It’s official: torture doesn’t work. Waterboarding Khalid Sheikh Mohammed, the mastermind of 9/11, did not in fact “produce the intelligence that allowed us to get Osama bin Laden,” as former Vice President Dick Cheney asserted in 2011. Those are among the central findings of the Senate Intelligence Committee report on CIA interrogation and detention after 9/11.
The report’s executive summary is expected to be released Tuesday. After reviewing thousands of the CIA’s own documents, the committee has concluded that torture was ineffective as an intelligence-gathering technique. Torture produced little information of value, and what little it did produce could’ve been gained through humane, legal methods that uphold American ideals.
I had long since come to that conclusion myself. As special agent in charge of the criminal investigation task force with investigators and intelligence personnel at Guantanamo Bay, Afghanistan, and Iraq, I was privy to the information provided by Khalid Sheik Mohammed. I was aware of no valuable information that came from waterboarding. And the Senate Intelligence Committee—which had access to all CIA documents related to the “enhanced interrogation” program—has concluded that abusive techniques didn’t help the hunt for Bin Laden. Cheney’s claim that the frequent waterboarding of Khalid Sheikh Mohammed “produced phenomenal results for us” is simply false.
The self-defeating stupidity of torture might come as news to Americans who’ve heard again and again from Cheney and other political leaders that torture “worked.” Professional interrogators, however, couldn’t be less surprised. We know that legal, rapport-building interrogation techniques are the best way to obtain intelligence, and that torture tends to solicit unreliable information that sets back investigations.
Yes, torture makes people talk—but what they say is often untrue. Seeking to stop the pain, people subjected to torture tend to say what they believe their interrogators want to hear.
The report is essential because it makes clear the legal, moral, and strategic costs of torture. President Obama and congressional leaders should use this opportunity to push for legislation that solidifies the ban on torture and cruel treatment. While current law prohibits these acts, US officials employed strained legal arguments to authorize abuse.
A law could take various forms: a codification of the president’s 2009 executive order banning torture, for example, or an expansion of the 2005 Detainee Treatment Act so that key protections in it would apply to the CIA as well as the military. However it’s designed, a new law would help the country stay true to its ideals during times of crisis and guard against a return to the “dark side.”
And dark it was. Terms like “waterboarding” and “enhanced interrogation” obscure the brutal, sometimes bloody, reality. It was about the delivery of pain.
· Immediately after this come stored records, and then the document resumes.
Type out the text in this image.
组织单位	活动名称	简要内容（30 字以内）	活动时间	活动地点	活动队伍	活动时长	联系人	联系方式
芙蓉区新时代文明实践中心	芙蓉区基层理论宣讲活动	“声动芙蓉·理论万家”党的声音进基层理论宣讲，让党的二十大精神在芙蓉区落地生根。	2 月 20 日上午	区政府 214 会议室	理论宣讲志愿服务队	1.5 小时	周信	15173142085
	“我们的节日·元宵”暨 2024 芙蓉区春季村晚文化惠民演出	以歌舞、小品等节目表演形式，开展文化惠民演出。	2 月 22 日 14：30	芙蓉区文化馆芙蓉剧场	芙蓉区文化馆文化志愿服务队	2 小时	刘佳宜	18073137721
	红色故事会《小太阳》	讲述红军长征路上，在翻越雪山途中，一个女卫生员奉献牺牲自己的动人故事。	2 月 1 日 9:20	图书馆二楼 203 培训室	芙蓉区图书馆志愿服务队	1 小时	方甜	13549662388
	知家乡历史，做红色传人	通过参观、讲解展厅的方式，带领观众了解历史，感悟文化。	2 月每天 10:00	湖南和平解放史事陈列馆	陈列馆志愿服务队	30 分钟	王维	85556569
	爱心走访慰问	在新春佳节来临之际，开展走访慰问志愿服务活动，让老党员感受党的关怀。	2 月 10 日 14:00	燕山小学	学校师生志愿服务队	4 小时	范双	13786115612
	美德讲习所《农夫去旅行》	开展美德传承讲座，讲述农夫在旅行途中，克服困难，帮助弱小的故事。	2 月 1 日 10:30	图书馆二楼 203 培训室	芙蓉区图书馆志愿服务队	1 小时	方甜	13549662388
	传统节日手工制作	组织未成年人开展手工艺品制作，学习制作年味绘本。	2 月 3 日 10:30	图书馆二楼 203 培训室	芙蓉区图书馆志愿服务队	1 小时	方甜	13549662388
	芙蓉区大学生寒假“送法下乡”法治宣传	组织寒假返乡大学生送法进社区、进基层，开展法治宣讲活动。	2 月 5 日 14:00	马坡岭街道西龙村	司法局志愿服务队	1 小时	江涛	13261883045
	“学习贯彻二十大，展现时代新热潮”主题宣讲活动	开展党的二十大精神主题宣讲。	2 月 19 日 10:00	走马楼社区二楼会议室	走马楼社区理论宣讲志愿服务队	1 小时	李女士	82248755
The U.S. government authorized previously taboo techniques, which—along with a take-the-gloves-off message coming from the top—led to even greater horrors. You can draw a line from the “enhanced interrogation” to the barbarism of Abu Ghraib.
The ostensible purpose of torture was to save lives, but it has had the exact opposite effect. Torture was a PR bonanza for enemies of the United States. It enabled—and, in fact, is still enabling—al Qaeda and its allies to attract more fighters, more sympathizers, and more money.
Some have argued against releasing the report because they predict that it will spark anti-American anger around the world. Such a possibility, however, is an argument not against the kind of transparency and Congressional oversight inherent to a well-functioning democracy; it’s an argument against torture. Indeed, by employing such an argument, people are implicitly acknowledging that torture saps the country’s credibility and threatens its national security.
Over the coming days, you’ll be hearing numerous torture defenders claim it kept Americans safe. Don’t believe them. Many of us charged with the mission of getting information out of terrorists didn’t resort to using torture. Like many Americans, we didn’t want our government to use torture, and we hope it never does again.
Mark Fallon served as an interrogator for more than 30 years, including as a Naval Criminal Investigative Service special agent and within the Department of Homeland Security, as the assistant director for training of the Federal Law Enforcement Training Center.